Recipe D — agent fetched a web doc, save to KB:

When you've fetched a markdown article (e.g. via WebFetch) that the user might query later:

  1. Call mcp__kebab__ingest_stdin with:
    • content: the markdown body
    • title: a stable title (article H1 or page title)
    • source_uri: the URL you fetched from

The doc lands in <workspace.root>/_external/<hash>.md and is indexed for search / ask immediately. Subsequent calls with identical content are no-ops (content-hash dedup).

Don't loop ingest the same article — dedup makes it safe but wastes embedding cost.

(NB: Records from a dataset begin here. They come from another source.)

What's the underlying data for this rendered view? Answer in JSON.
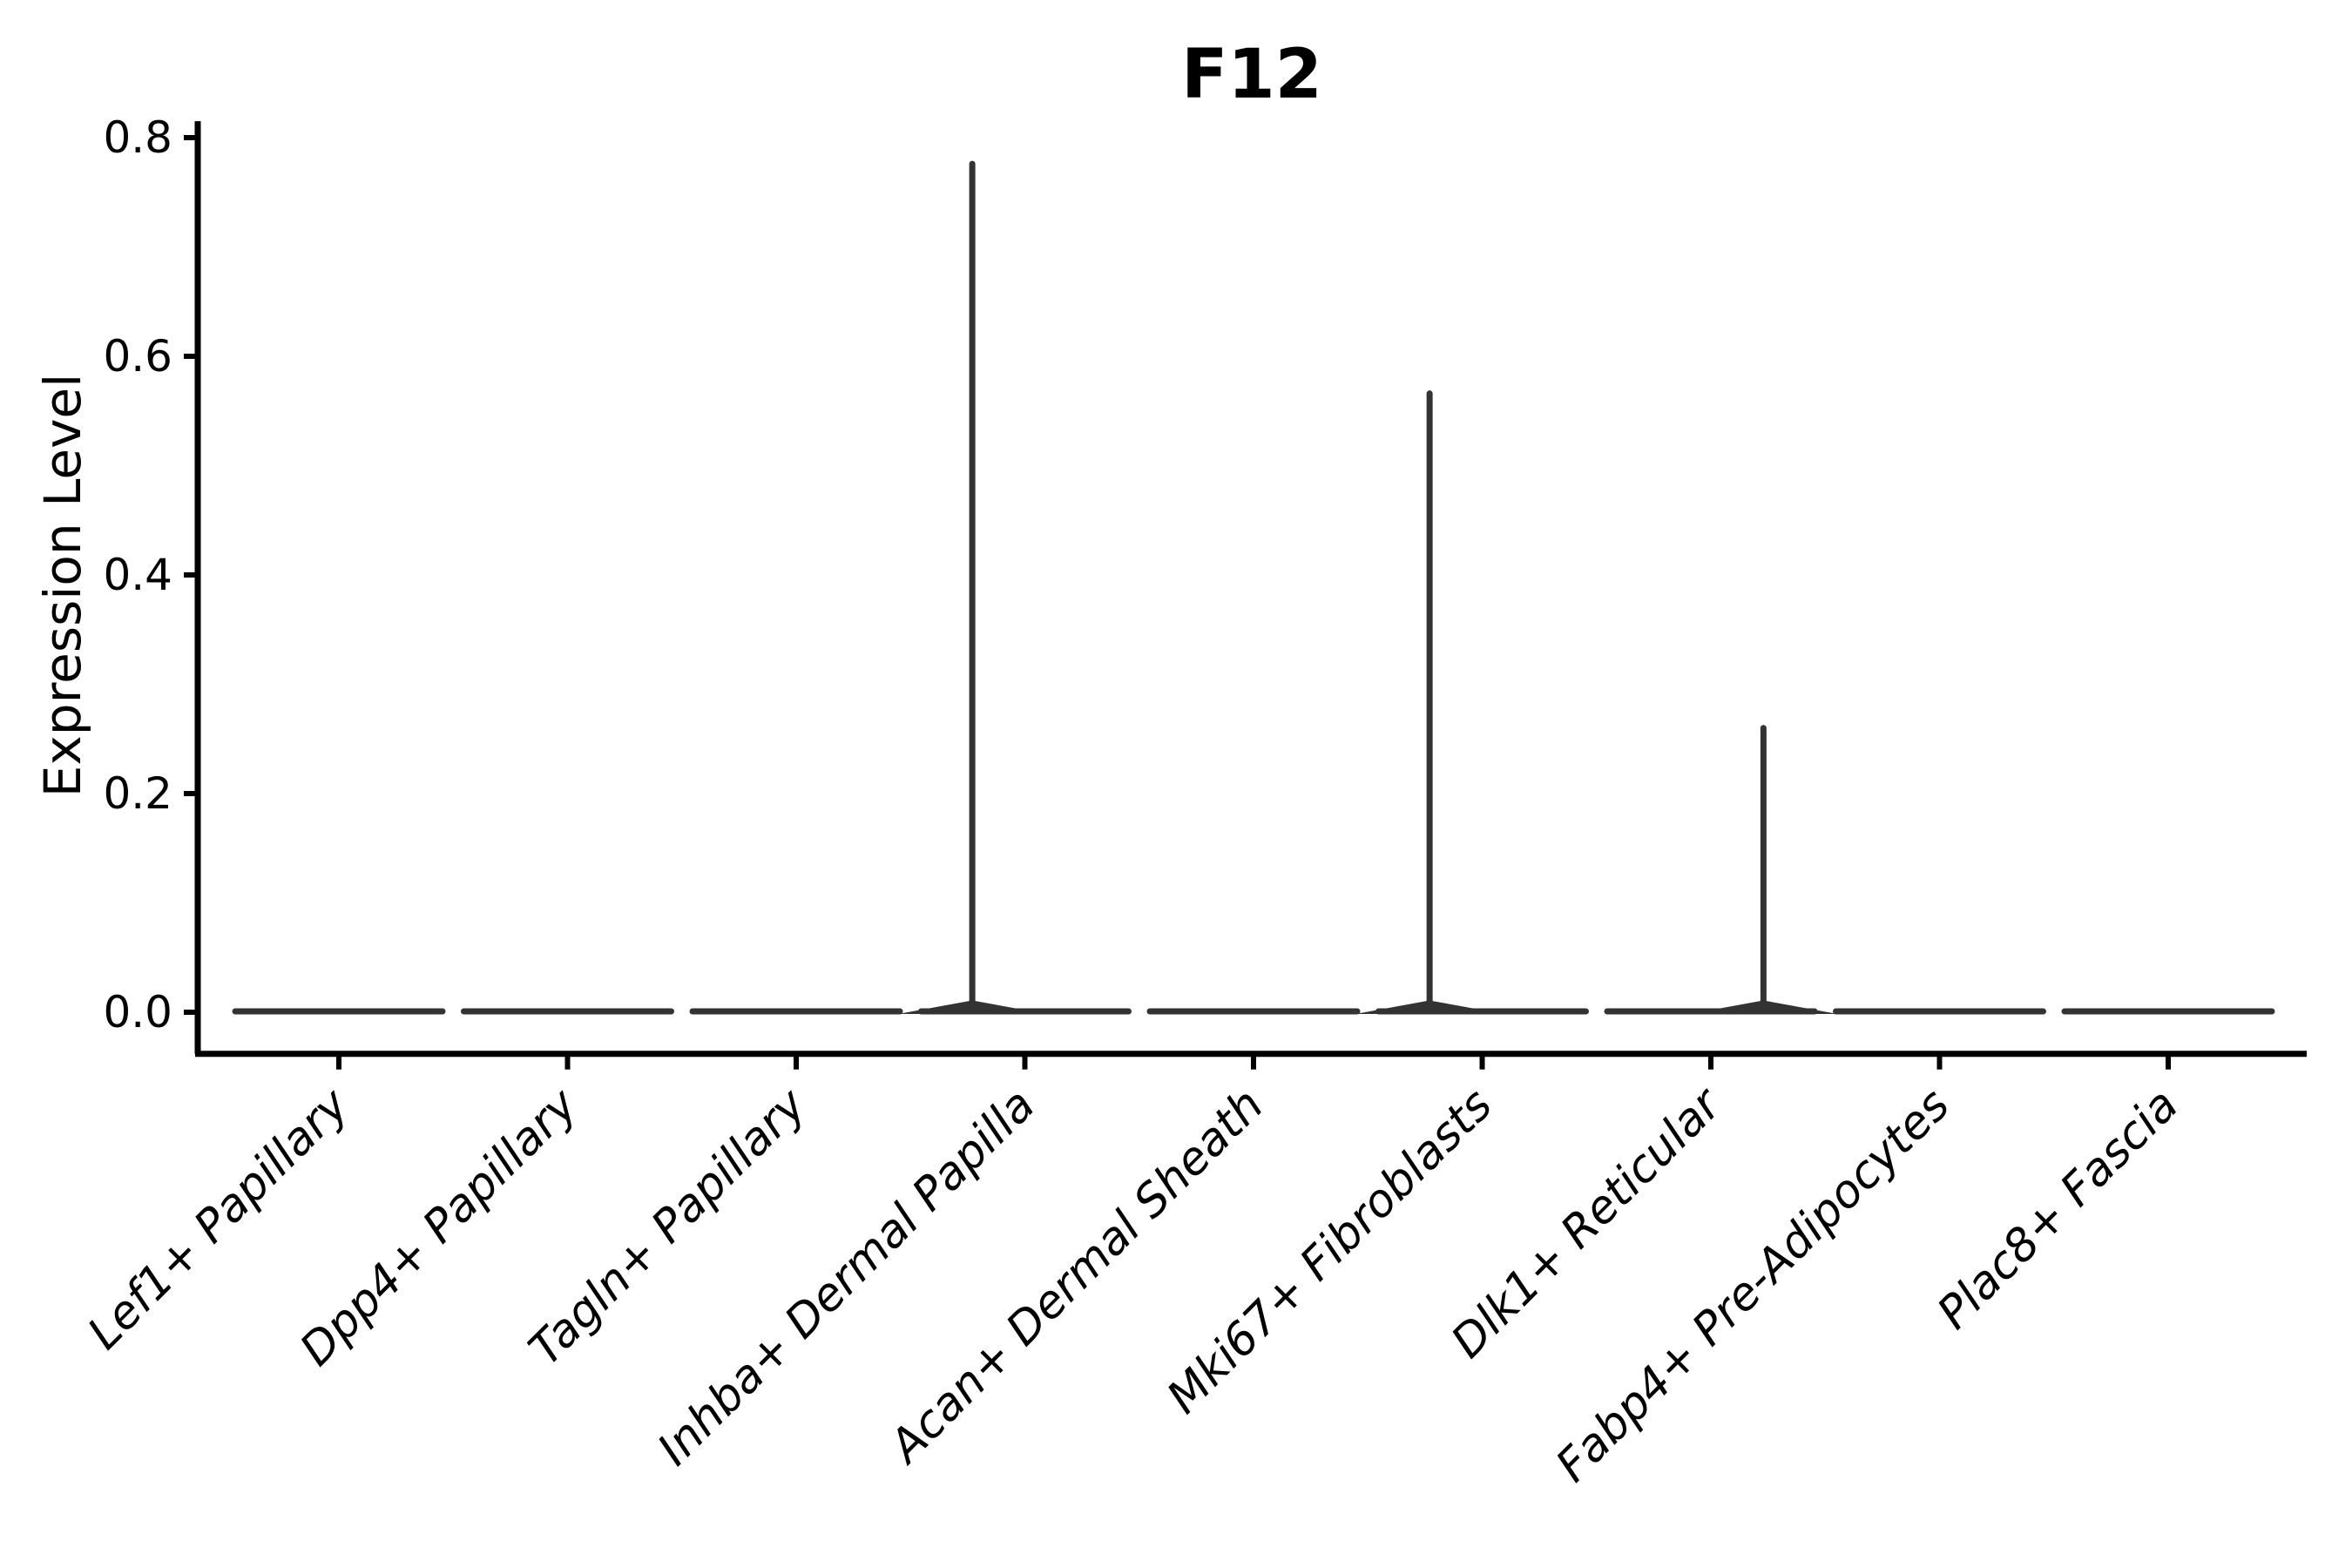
{
  "chart_data": {
    "type": "violin",
    "title": "F12",
    "ylabel": "Expression Level",
    "xlabel": "",
    "grid": false,
    "legend": "none",
    "background": "#ffffff",
    "axis_color": "#000000",
    "violin_color": "#333333",
    "text_color": "#000000",
    "ylim": [
      -0.038,
      0.815
    ],
    "yticks": [
      {
        "label": "0.0",
        "value": 0.0
      },
      {
        "label": "0.2",
        "value": 0.2
      },
      {
        "label": "0.4",
        "value": 0.4
      },
      {
        "label": "0.6",
        "value": 0.6
      },
      {
        "label": "0.8",
        "value": 0.8
      }
    ],
    "categories": [
      "Lef1+ Papillary",
      "Dpp4+ Papillary",
      "Tagln+ Papillary",
      "Inhba+ Dermal Papilla",
      "Acan+ Dermal Sheath",
      "Mki67+ Fibroblasts",
      "Dlk1+ Reticular",
      "Fabp4+ Pre-Adipocytes",
      "Plac8+ Fascia"
    ],
    "baseline_value": 0.0,
    "values_max": [
      0,
      0,
      0,
      0.776,
      0,
      0.566,
      0.26,
      0,
      0
    ],
    "spike_offset_frac": [
      0,
      0,
      0,
      -0.23,
      0,
      -0.23,
      0.23,
      0,
      0
    ]
  }
}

For files already on disk the user references, prefer mcp__kebab__ingest_file with the path — kebab handles the copy + dedup.

Don't

  • Don't auto-invoke mcp__kebab__ingest_file / mcp__kebab__ingest_stdin / kebab ingest / kebab reset / kebab init. Those mutate state — the user must explicitly request.
  • Don't pass user-supplied raw text into the query without trimming — long queries (> a few hundred chars) waste embedding budget. Extract the question.
  • Don't fabricate doc_paths. If you didn't see a doc in search / ask output, it's not in the KB.
  • Don't use kebab tui from a skill — it's interactive only.